Curiosamente noto, in una via Garibaldi affollata, che tutti o quasi hanno l’espressione seria, alcuni annoiata, altri decisamente segnalatrice di un livello di scazzo ormai in rosso fisso…scena che si ripete ogni volta che passeggio per Torino, dove la maggior parte della gente, nonostante sia in giro a godersi il proprio tempo libero, sembra che sia più incazzata di quando quel tempo lo deve occupare in quell’attività tanto criticata quanto cercata che è il lavoro.

A interrompere il mio osservare arriva la musica lontana di una banda che suona la marcia dei bersaglieri; è il primo giugno e immediatamente penso a una anticipazione della festa della repubblica, percui inizio a guardarmi in giro per capire da dove arrivino quelle note, attendendo il passaggio dei musicisti col caratteristico copricapo.
La musica è sempre più vicina, ma della banda nemmeno l’ombra e inizio a dubitare del mio udito, anche perché nessuno sembra imitare il mio atteggiamento.

Poco dopo scopro il perché: un signore sulla sessantina, alto abbastanza da poterlo definire basso, molto basso, sta passeggiando a passo spedito portando sulle spalle uno zaino da cui escono due casse che fans del trap levatevi proprio. Quelle casse sono l’origine della marcia che lui trasmette senza soluzione di continuità per tutta la via.
Cammina e quando incrocia uno sguardo sorride e con un cenno del capo tanto delicato quanto educato, saluta e prosegue nella sua marcia senza curarsi di nulla, fiero e contento di fare quello che fa.

Nulla di così strano, tutto sommato, se non per il fatto che mi rendo conto che tutte quelle facce, prima incazzate, annoiate e scazzate, ora hanno un sorriso stampato sulle labbra mentre commentano lo strano fuori programma.

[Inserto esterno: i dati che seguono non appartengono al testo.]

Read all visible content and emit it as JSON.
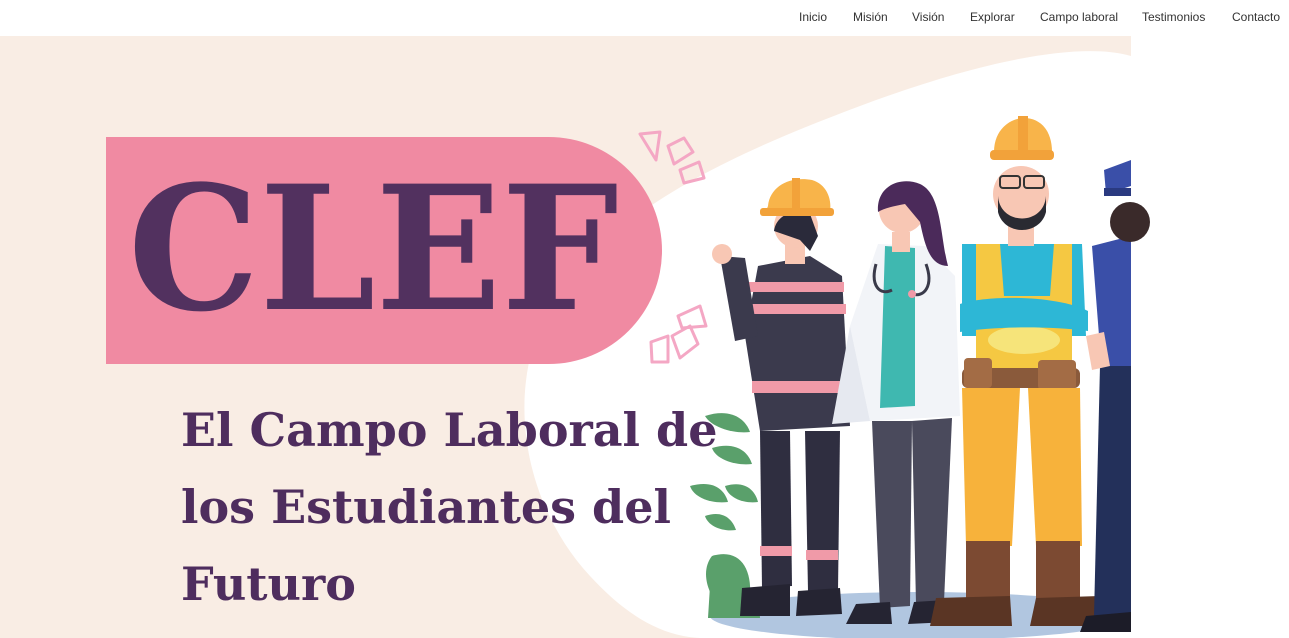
{
  "nav": {
    "items": [
      {
        "label": "Inicio"
      },
      {
        "label": "Misión"
      },
      {
        "label": "Visión"
      },
      {
        "label": "Explorar"
      },
      {
        "label": "Campo laboral"
      },
      {
        "label": "Testimonios"
      },
      {
        "label": "Contacto"
      }
    ]
  },
  "hero": {
    "brand": "CLEF",
    "subtitle": "El Campo Laboral de los Estudiantes del Futuro",
    "illustration_icon": "workers-illustration-icon"
  },
  "colors": {
    "background": "#f9ede4",
    "brand_pill": "#f08aa2",
    "brand_text": "#52315f",
    "subtitle_text": "#4e2d5e",
    "accent_pink": "#f4a7c4"
  }
}
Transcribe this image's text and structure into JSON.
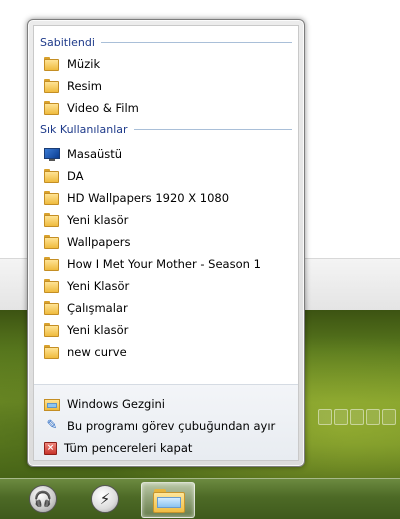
{
  "jumplist": {
    "pinned": {
      "header": "Sabitlendi",
      "items": [
        {
          "label": "Müzik",
          "icon": "folder-icon"
        },
        {
          "label": "Resim",
          "icon": "folder-icon"
        },
        {
          "label": "Video & Film",
          "icon": "folder-icon"
        }
      ]
    },
    "frequent": {
      "header": "Sık Kullanılanlar",
      "items": [
        {
          "label": "Masaüstü",
          "icon": "desktop-icon"
        },
        {
          "label": "DA",
          "icon": "folder-icon"
        },
        {
          "label": "HD Wallpapers 1920 X 1080",
          "icon": "folder-icon"
        },
        {
          "label": "Yeni klasör",
          "icon": "folder-icon"
        },
        {
          "label": "Wallpapers",
          "icon": "folder-icon"
        },
        {
          "label": "How I Met Your Mother - Season 1",
          "icon": "folder-icon"
        },
        {
          "label": "Yeni Klasör",
          "icon": "folder-icon"
        },
        {
          "label": "Çalışmalar",
          "icon": "folder-icon"
        },
        {
          "label": "Yeni klasör",
          "icon": "folder-icon"
        },
        {
          "label": "new curve",
          "icon": "folder-icon"
        }
      ]
    },
    "tasks": [
      {
        "label": "Windows Gezgini",
        "icon": "explorer-icon"
      },
      {
        "label": "Bu programı görev çubuğundan ayır",
        "icon": "pin-icon"
      },
      {
        "label": "Tüm pencereleri kapat",
        "icon": "close-window-icon"
      }
    ]
  },
  "taskbar": {
    "buttons": [
      {
        "icon": "headphones-icon",
        "glyph": "🎧"
      },
      {
        "icon": "lightning-icon",
        "glyph": "⚡"
      },
      {
        "icon": "explorer-folder-icon"
      }
    ]
  }
}
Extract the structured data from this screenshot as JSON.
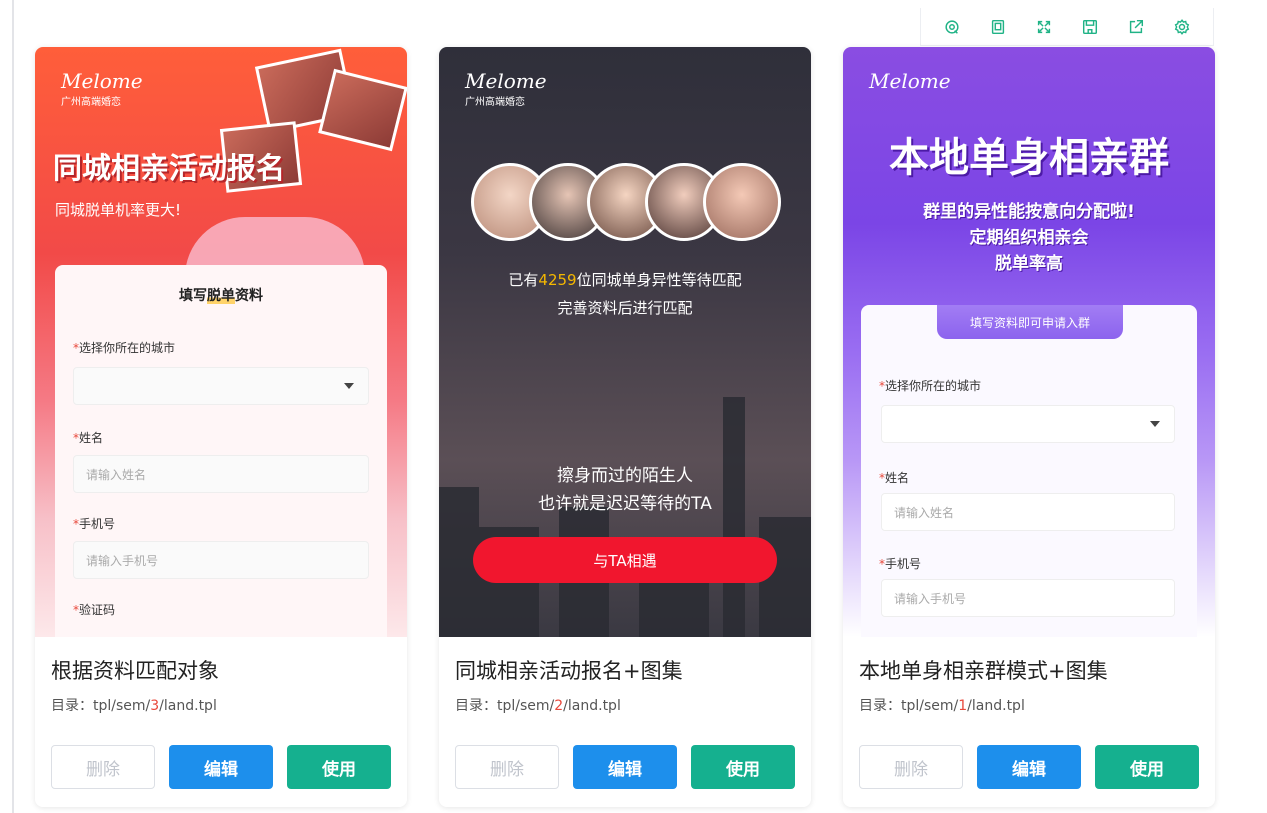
{
  "toolbar": {
    "icons": [
      "refresh-icon",
      "copy-icon",
      "fullscreen-icon",
      "save-icon",
      "export-icon",
      "settings-icon"
    ],
    "accent": "#20b386"
  },
  "cards": [
    {
      "title": "根据资料匹配对象",
      "path_prefix": "目录：tpl/sem/",
      "path_num": "3",
      "path_suffix": "/land.tpl",
      "preview": {
        "logo_script": "Melome",
        "logo_sub": "广州高端婚恋",
        "headline": "同城相亲活动报名",
        "subline": "同城脱单机率更大!",
        "form_title_a": "填写",
        "form_title_hl": "脱单",
        "form_title_b": "资料",
        "field_city": "选择你所在的城市",
        "field_name": "姓名",
        "placeholder_name": "请输入姓名",
        "field_phone": "手机号",
        "placeholder_phone": "请输入手机号",
        "field_code": "验证码"
      },
      "buttons": {
        "delete": "删除",
        "edit": "编辑",
        "use": "使用"
      }
    },
    {
      "title": "同城相亲活动报名+图集",
      "path_prefix": "目录：tpl/sem/",
      "path_num": "2",
      "path_suffix": "/land.tpl",
      "preview": {
        "logo_script": "Melome",
        "logo_sub": "广州高端婚恋",
        "count_prefix": "已有",
        "count": "4259",
        "count_suffix": "位同城单身异性等待匹配",
        "line2": "完善资料后进行匹配",
        "quote1": "擦身而过的陌生人",
        "quote2": "也许就是迟迟等待的TA",
        "cta": "与TA相遇"
      },
      "buttons": {
        "delete": "删除",
        "edit": "编辑",
        "use": "使用"
      }
    },
    {
      "title": "本地单身相亲群模式+图集",
      "path_prefix": "目录：tpl/sem/",
      "path_num": "1",
      "path_suffix": "/land.tpl",
      "preview": {
        "logo_script": "Melome",
        "headline": "本地单身相亲群",
        "sub1": "群里的异性能按意向分配啦!",
        "sub2": "定期组织相亲会",
        "sub3": "脱单率高",
        "form_tab": "填写资料即可申请入群",
        "field_city": "选择你所在的城市",
        "field_name": "姓名",
        "placeholder_name": "请输入姓名",
        "field_phone": "手机号",
        "placeholder_phone": "请输入手机号"
      },
      "buttons": {
        "delete": "删除",
        "edit": "编辑",
        "use": "使用"
      }
    }
  ]
}
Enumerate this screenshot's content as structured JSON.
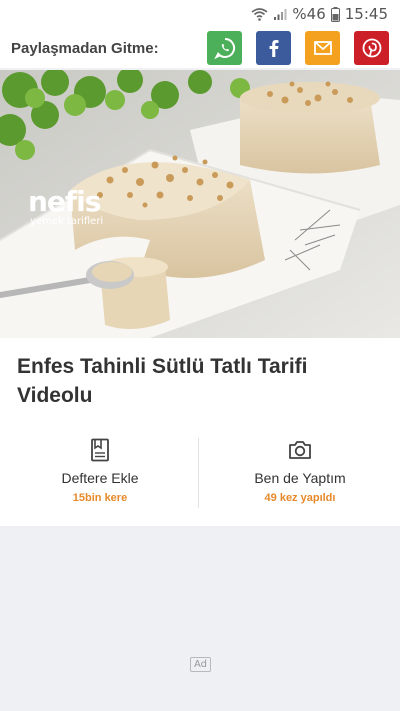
{
  "status_bar": {
    "battery": "%46",
    "time": "15:45",
    "icons": [
      "wifi-icon",
      "signal-icon",
      "battery-icon"
    ]
  },
  "share_bar": {
    "label": "Paylaşmadan Gitme:",
    "buttons": [
      {
        "name": "whatsapp",
        "icon": "whatsapp-icon",
        "color": "#4cb05a"
      },
      {
        "name": "facebook",
        "icon": "facebook-icon",
        "color": "#3b5b9c"
      },
      {
        "name": "mail",
        "icon": "mail-icon",
        "color": "#f5a120"
      },
      {
        "name": "pinterest",
        "icon": "pinterest-icon",
        "color": "#cc1f28"
      }
    ]
  },
  "hero": {
    "logo_main": "nefis",
    "logo_sub": "yemek tarifleri"
  },
  "recipe": {
    "title": "Enfes Tahinli Sütlü Tatlı Tarifi Videolu"
  },
  "actions": [
    {
      "icon": "notebook-icon",
      "label": "Deftere Ekle",
      "count": "15bin kere"
    },
    {
      "icon": "camera-icon",
      "label": "Ben de Yaptım",
      "count": "49 kez yapıldı"
    }
  ],
  "ad": {
    "badge": "Ad"
  },
  "colors": {
    "accent": "#e7892a",
    "title": "#333333",
    "background": "#f0f1f5"
  }
}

E forse “i matti non hanno il cuore o se ce l’hanno è sprecato”, ma il dono del sorriso è un atto che va oltre la pazzia, oltre il cuore stesso…è un minuscolo dono del creato, contagioso nella sua semplicità, candido nella sua purezza, potente nella sua immensità…

E allora, caro signore, continui a marciare con le sue casse portando un sorriso a chi incontra, perché forse i veri pazzi siamo noi.

Dalle stalle alle stelle

Il 27 novembre 2018 non ha certo brillato nel firmamento dei trasporti ferroviari, perlomeno non nella tratta Rivarolo-Chieri; appena giunto alla stazione del Lingotto, per fare ritorno a casa dopo una giornata di lavoro, osservando il tabellone delle partenze ho subito intuito che sarebbe stato un lungo viaggio…gli indizi erano chiari, tipo “ritardo 45 minuti” o un decisamente più inquietante “Cancellato”.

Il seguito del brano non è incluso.